Tindaya Mountain, situated in the municipality of La Oliva in Fuerteventura, has ever been surrounded with a annulus of wizard and mysticism. It is a cult site of ancient Majorero natives where over 200 feet-shaped stone carvings were discovered. It was avowed Property of Cultural Interest, Geological Interest Site and Natural Monument; Tindaya also represents a central mining site based on the extraction of a volcanic rock called Traquita.
When it was original discussed of carving into the mountain to build the Monument for Tolerance, a kind of protection plan was created. The initial intention was to block away from excavation mining and develop the social tourism and ecological aspects of Tindaya through a grandiose sculpture, the leading creation of a first class international artista like Eduardo Chillida.
Chillida created this monument as a area inspired from a verse from Jorge Guillén «depth is in the air», and desirable to look for the essence of the spirit inside the elevation. His obsession, only comparable to that of Peine del Viento (another sculpture of his), was to create a cube of 50m x 50m x 50m carved into the mountain with two skylights that would symbolise the Sun and the Moon. A place that as the creator himself described «would not be visible from the exterior, butonce inside and illuminated by the airy light of the sun, would evoke the very essence of humanity».

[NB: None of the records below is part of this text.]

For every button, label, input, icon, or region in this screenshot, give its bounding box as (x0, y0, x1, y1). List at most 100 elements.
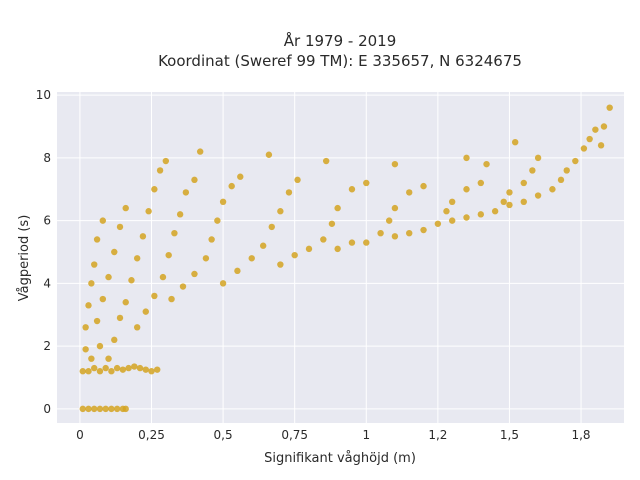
scatter-point-0-13 (88, 280, 95, 287)
scatter-point-0-51 (151, 292, 158, 300)
scatter-point-0-68 (219, 280, 227, 287)
scatter-point-0-96 (406, 229, 413, 237)
y-tick-labels: 0 2 4 6 8 10 (36, 88, 51, 416)
x-tick-label-5: 1,2 (428, 428, 447, 442)
scatter-point-0-28 (148, 368, 155, 375)
scatter-point-0-69 (234, 267, 241, 275)
y-tick-label-1: 2 (43, 339, 51, 353)
scatter-point-0-72 (268, 223, 275, 231)
scatter-point-0-44 (139, 233, 147, 240)
scatter-point-0-64 (214, 217, 221, 224)
scatter-point-0-95 (391, 233, 399, 240)
scatter-point-0-10 (82, 346, 89, 353)
scatter-point-0-108 (491, 208, 499, 215)
scatter-point-0-117 (534, 192, 542, 199)
y-axis-label: Vågperiod (s) (17, 215, 32, 302)
scatter-point-0-24 (125, 364, 132, 372)
scatter-point-0-2 (91, 405, 98, 413)
scatter-point-0-101 (463, 186, 470, 193)
scatter-point-0-120 (563, 167, 570, 174)
scatter-point-0-73 (277, 208, 284, 215)
scatter-point-0-100 (448, 198, 456, 206)
scatter-point-0-18 (91, 364, 98, 372)
y-tick-label-0: 0 (43, 402, 51, 416)
scatter-point-0-52 (159, 273, 167, 281)
scatter-point-0-5 (108, 405, 115, 413)
scatter-point-0-102 (477, 179, 485, 187)
scatter-point-0-114 (511, 138, 519, 146)
scatter-point-0-112 (529, 167, 536, 174)
scatter-point-0-76 (265, 151, 273, 158)
scatter-point-0-50 (142, 308, 149, 315)
scatter-point-0-21 (108, 368, 115, 375)
scatter-point-0-99 (443, 208, 450, 215)
grid-layer (57, 92, 624, 423)
scatter-point-0-17 (85, 368, 92, 375)
scatter-point-0-123 (586, 135, 593, 143)
y-tick-label-3: 6 (43, 214, 51, 228)
scatter-point-0-35 (111, 248, 118, 256)
scatter-point-0-39 (111, 336, 118, 344)
scatter-point-0-84 (363, 179, 370, 187)
scatter-point-0-32 (93, 317, 101, 325)
scatter-point-0-125 (600, 123, 608, 130)
scatter-point-0-83 (348, 186, 356, 193)
chart-title-line-1: År 1979 - 2019 (284, 31, 397, 50)
scatter-point-0-0 (79, 405, 86, 413)
scatter-point-0-106 (463, 214, 470, 221)
scatter-point-0-14 (91, 261, 98, 268)
scatter-point-0-15 (93, 236, 101, 243)
scatter-point-0-25 (131, 363, 138, 370)
scatter-point-0-54 (171, 229, 178, 237)
scatter-point-0-42 (128, 277, 135, 284)
scatter-point-0-23 (119, 366, 127, 373)
y-tick-label-5: 10 (36, 88, 51, 102)
scatter-point-0-82 (334, 204, 341, 212)
scatter-point-0-90 (385, 217, 393, 224)
x-tick-label-6: 1,5 (500, 428, 519, 442)
x-tick-label-7: 1,8 (571, 428, 590, 442)
scatter-point-0-62 (202, 255, 210, 262)
scatter-point-0-77 (277, 261, 284, 268)
scatter-point-0-4 (102, 405, 109, 413)
scatter-point-0-67 (237, 173, 244, 180)
scatter-point-0-47 (156, 167, 164, 174)
scatter-point-0-107 (477, 211, 485, 218)
scatter-point-0-40 (116, 314, 124, 322)
x-tick-label-4: 1 (362, 428, 370, 442)
scatter-point-0-61 (191, 270, 198, 278)
scatter-point-0-30 (88, 355, 95, 362)
scatter-point-0-37 (122, 204, 129, 212)
points-layer (79, 104, 613, 413)
y-tick-label-4: 8 (43, 151, 51, 165)
scatter-point-0-65 (219, 198, 227, 206)
scatter-point-0-55 (176, 211, 184, 218)
scatter-point-0-78 (291, 251, 298, 259)
scatter-point-0-111 (520, 179, 527, 187)
scatter-point-0-81 (328, 220, 336, 227)
x-tick-labels: 0 0,25 0,5 0,75 1 1,2 1,5 1,8 (76, 428, 591, 442)
scatter-point-0-121 (572, 157, 579, 165)
scatter-point-0-80 (320, 236, 327, 243)
scatter-point-0-116 (520, 198, 527, 206)
scatter-point-0-98 (434, 220, 442, 227)
scatter-point-0-9 (79, 368, 86, 375)
scatter-point-0-70 (248, 255, 255, 262)
scatter-point-0-31 (96, 342, 104, 350)
scatter-point-0-26 (136, 364, 144, 372)
x-tick-label-0: 0 (76, 428, 84, 442)
scatter-point-0-19 (96, 368, 104, 375)
scatter-point-0-88 (363, 239, 370, 246)
scatter-point-0-53 (165, 251, 172, 259)
scatter-point-0-91 (391, 204, 399, 212)
scatter-point-0-124 (592, 126, 599, 133)
scatter-point-0-109 (500, 198, 507, 206)
scatter-point-0-97 (420, 226, 427, 234)
scatter-point-0-58 (196, 148, 204, 155)
x-tick-label-3: 0,75 (281, 428, 308, 442)
scatter-point-0-79 (305, 245, 313, 253)
scatter-point-0-20 (102, 364, 109, 372)
scatter-point-0-119 (557, 176, 565, 184)
scatter-point-0-22 (113, 364, 121, 372)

Nonetheless, since the Canarian creator José Miguel Fernández told the artist from San Sebastian about the possibility to conceive his creation on the island of Fuerteventura, on the way, they were visaged with polemics of all kinds such as ecology, politics and even justice. Today, 15 years down the line, the utopia relic in the air.
Nor Eduardo Chillida, or José Miguel Fernández Aceytuno, or José Antonio Fernández Ordóñez engineer and friend of the Basque sculptor ever managed to see the plan realized. All three died between 2000 and 2005. Now, four years later, it looks equal there is bright at the end of the tunnel. Lorenzo Fernández Ordóñez, advance of the Guadiana Foundation, has recovered the primary ideas from his father and from Chillida himself to finally make the Tindaya project a reality.